Ketika beberapa anak muda di kampungnya agak malas ikutan tarawih di Bulan Ramadan, Mak Nonok (64 tahun) tetap lanjut. Selain itu, shalat tahajud yang dilakukannya tiap hari, telah menguatkan hatinya untuk selalu bersyukur.
Nonok Patimah, nama lengkapnya, kelahiran asli Cimahi, bergeming menempati rumah permanen peninggalan orangtuanya. Lahir dan menua di rumah itu, hingga menikah bersama Sumarna (65 tahun) yang berprofesi sebagai buruh lepas harian.

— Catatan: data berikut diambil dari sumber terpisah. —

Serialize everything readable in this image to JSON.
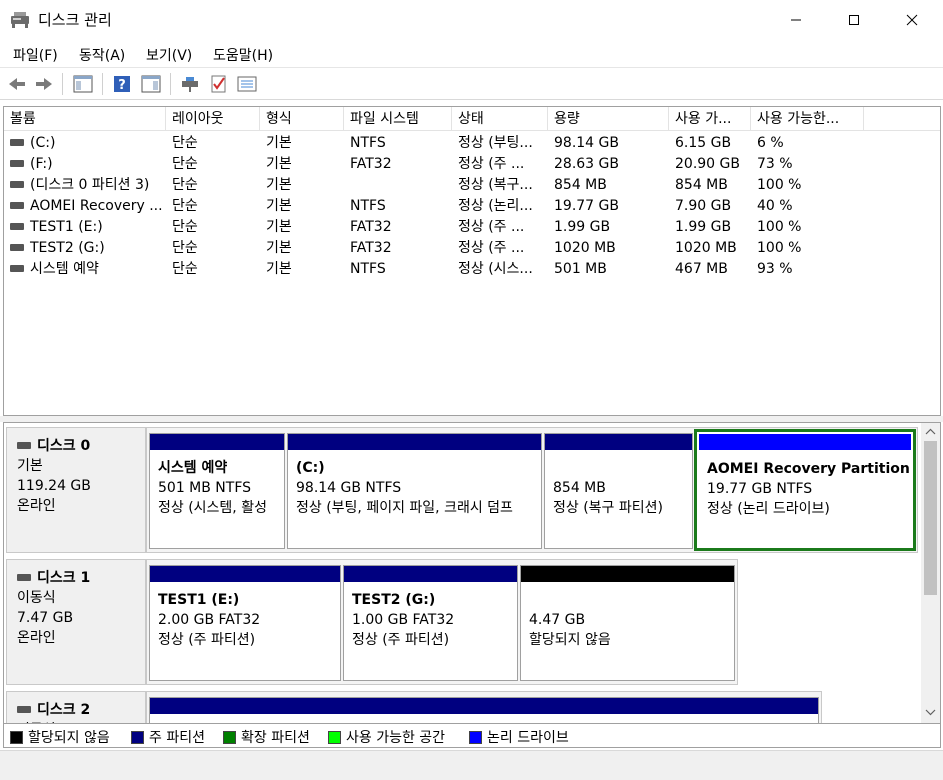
{
  "window": {
    "title": "디스크 관리",
    "icon": "disk-management-icon"
  },
  "menu": [
    "파일(F)",
    "동작(A)",
    "보기(V)",
    "도움말(H)"
  ],
  "toolbar": {
    "icons": [
      "back-arrow-icon",
      "forward-arrow-icon",
      "show-hide-console-tree-icon",
      "help-icon",
      "show-hide-action-pane-icon",
      "connect-disk-icon",
      "check-properties-icon",
      "settings-list-icon"
    ]
  },
  "volumes": {
    "columns": [
      "볼륨",
      "레이아웃",
      "형식",
      "파일 시스템",
      "상태",
      "용량",
      "사용 가...",
      "사용 가능한..."
    ],
    "rows": [
      [
        "(C:)",
        "단순",
        "기본",
        "NTFS",
        "정상 (부팅...",
        "98.14 GB",
        "6.15 GB",
        "6 %"
      ],
      [
        "(F:)",
        "단순",
        "기본",
        "FAT32",
        "정상 (주 ...",
        "28.63 GB",
        "20.90 GB",
        "73 %"
      ],
      [
        "(디스크 0 파티션 3)",
        "단순",
        "기본",
        "",
        "정상 (복구...",
        "854 MB",
        "854 MB",
        "100 %"
      ],
      [
        "AOMEI Recovery ...",
        "단순",
        "기본",
        "NTFS",
        "정상 (논리...",
        "19.77 GB",
        "7.90 GB",
        "40 %"
      ],
      [
        "TEST1 (E:)",
        "단순",
        "기본",
        "FAT32",
        "정상 (주 ...",
        "1.99 GB",
        "1.99 GB",
        "100 %"
      ],
      [
        "TEST2 (G:)",
        "단순",
        "기본",
        "FAT32",
        "정상 (주 ...",
        "1020 MB",
        "1020 MB",
        "100 %"
      ],
      [
        "시스템 예약",
        "단순",
        "기본",
        "NTFS",
        "정상 (시스...",
        "501 MB",
        "467 MB",
        "93 %"
      ]
    ]
  },
  "disks": [
    {
      "name": "디스크 0",
      "type": "기본",
      "size": "119.24 GB",
      "status": "온라인",
      "partitions": [
        {
          "name": "시스템 예약",
          "size": "501 MB NTFS",
          "status": "정상 (시스템, 활성",
          "bar_color": "#000080"
        },
        {
          "name": "(C:)",
          "size": "98.14 GB NTFS",
          "status": "정상 (부팅, 페이지 파일, 크래시 덤프",
          "bar_color": "#000080"
        },
        {
          "name": "",
          "size": "854 MB",
          "status": "정상 (복구 파티션)",
          "bar_color": "#000080"
        },
        {
          "name": "AOMEI Recovery Partition",
          "size": "19.77 GB NTFS",
          "status": "정상 (논리 드라이브)",
          "bar_color": "#0000ff"
        }
      ]
    },
    {
      "name": "디스크 1",
      "type": "이동식",
      "size": "7.47 GB",
      "status": "온라인",
      "partitions": [
        {
          "name": "TEST1  (E:)",
          "size": "2.00 GB FAT32",
          "status": "정상 (주 파티션)",
          "bar_color": "#000080"
        },
        {
          "name": "TEST2  (G:)",
          "size": "1.00 GB FAT32",
          "status": "정상 (주 파티션)",
          "bar_color": "#000080"
        },
        {
          "name": "",
          "size": "4.47 GB",
          "status": "할당되지 않음",
          "bar_color": "#000000"
        }
      ]
    },
    {
      "name": "디스크 2",
      "type": "이동식"
    }
  ],
  "legend": [
    {
      "label": "할당되지 않음",
      "color": "#000000"
    },
    {
      "label": "주 파티션",
      "color": "#000080"
    },
    {
      "label": "확장 파티션",
      "color": "#008000"
    },
    {
      "label": "사용 가능한 공간",
      "color": "#00ff00"
    },
    {
      "label": "논리 드라이브",
      "color": "#0000ff"
    }
  ]
}
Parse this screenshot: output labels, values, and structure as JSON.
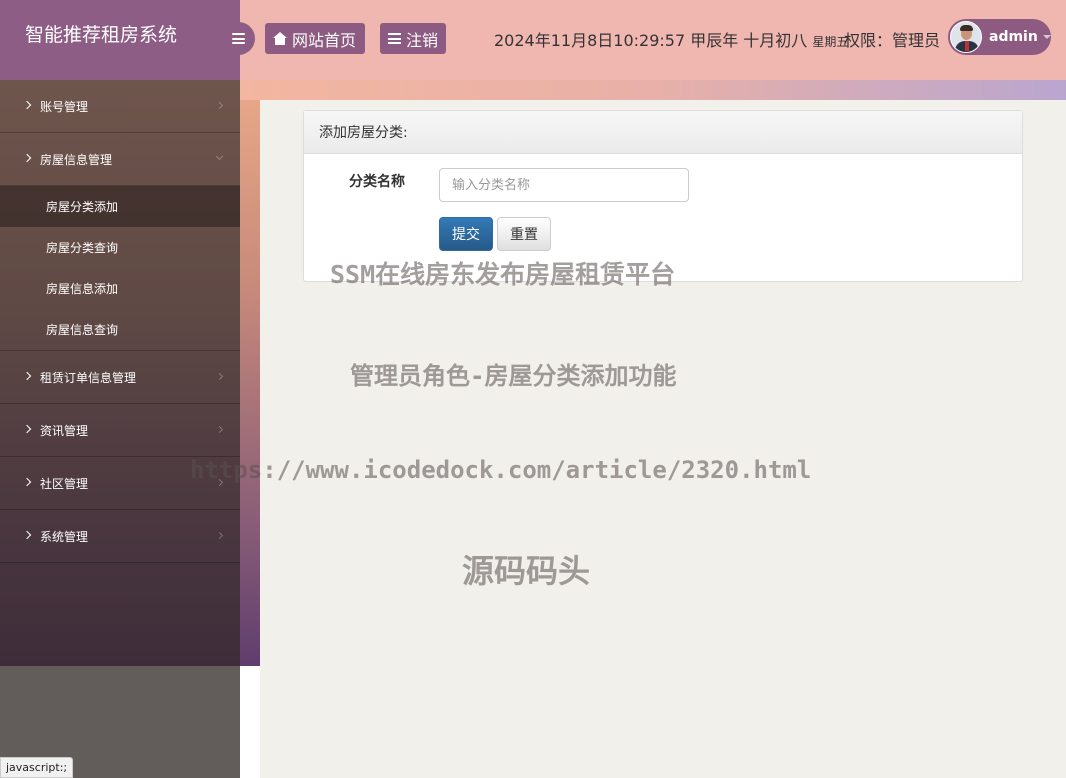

Rumah semi permanennya, 4 x 15 meter, telah dibagi tiga untuk kedua anaknya yang telah berkeluarga, anak pertamanya laki-laki, dan yang kedua perempuan.
Meski berat langkah hidupnya, kata Mak Nonok dijalani saja tanpa banyak dipikir. Terlebih lagi, tak kurang dari 3 tahun, suaminya hanya mampu berbaring. Kata dokter, ada virus yang menyebabkan pangkal kakinya bengkak, tapi tak menular.
Bagi Mak Nonok, hidup adalah pengabdian! Tak ada penghasilan tapi masih bisa bertahan, berkat bantuan keluarga, tetangga, dan juga anak-anaknya.
"Diberi tugas ibu untuk mengasuh delapan adik-adik, ketika waktu itu, kakak tertua sudah menikah. Bahkan, saking sibuknya akhirnya hanya tamat SD," kata Mak Nonok, saat diminta cerita masa lalunya.
Berbekal pengalaman mengasuh adik-adiknya, Mak Nonok pun tak merasa berat ketika harus mengurus suaminya yang sakit berkepanjangan.
Pengabdiannya tulus, tak hanya saat suami masih sehat. Waktu itu suami bekerja sebagai pesuruh bengkel. Tiga tahun lalu, meski pas-pasan, hasil kerja suami cukuplah untuk hidup sederhana.
Siang itu, Minggu (19/05/19), Mak Nonok sedang masak air untuk mandi suaminya. Tak seperti keluarga lainnya, bukan kompor gas yang dipakai, melainkan tungku kayu bakar. Tentunya untuk penghematan, mengingat tak perlu biaya gas elpiji.